Code and data files generated during Spring 2014 Numenta hackathon


CLA for "sentence spotting"

The idea behind this hack was to see if the CLA could detect discriminate between a "known" sentence and an "unknown" sentence (as judged by anomaly scores). Auditory spectrograms were generated for TIMIT SA1 sentecnes spoken by males. Each sentence is the same (speakers recite the same words). Spectrograms were also generated form some TIMIT SI sentences, each of which is unique. Spectrograms were heavily downsampled in frequency and time with the hope that this keep computational cost relatively low. During training, only SA1 sentences were fed to the CLA and it was allowed to adapt/train. Afterwards, adaptation would be turned off with the expectation that SI sentences would generate higher anomaly scroes than SA1 sentences. Due to hackathon time constraints we did not use swarming and had little time to try different parameters.
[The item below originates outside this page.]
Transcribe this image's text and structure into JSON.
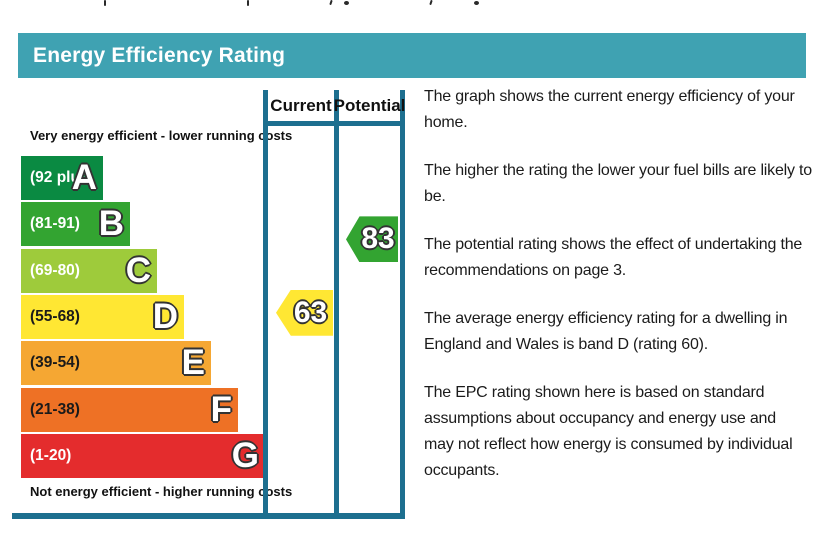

Additional files/tooboxes needed to generate auditory spectrograms and metadata:

http://www.isr.umd.edu/Labs/NSL/Software.htm

http://www.ee.ic.ac.uk/hp/staff/dmb/voicebox/voicebox.html

http://www.mathworks.com/matlabcentral/fileexchange/42076-getfiles

BRIEF FILE DESCRIPTIONS:

makeTimitMetadata.m - MATLAB script that generates structure containing TIMIT metadata. makeFullSentenceSpectrograms_TIMIT_Numenta.m - MATLAB script to generate auditory spectrograms from TIMIT WAV files. getTimitFiles2.m - MATLAB script for loading desired auditory spectrograms and downsampling them.

speaker_id

This folder contains source for the speaker ID hack completed at the Numenta hackathon 2014. It is very messy, but did work.

The input file is speakerId_v1.mat. It contains MFCC's. The first chunk of data is the speaker we are trying to ID.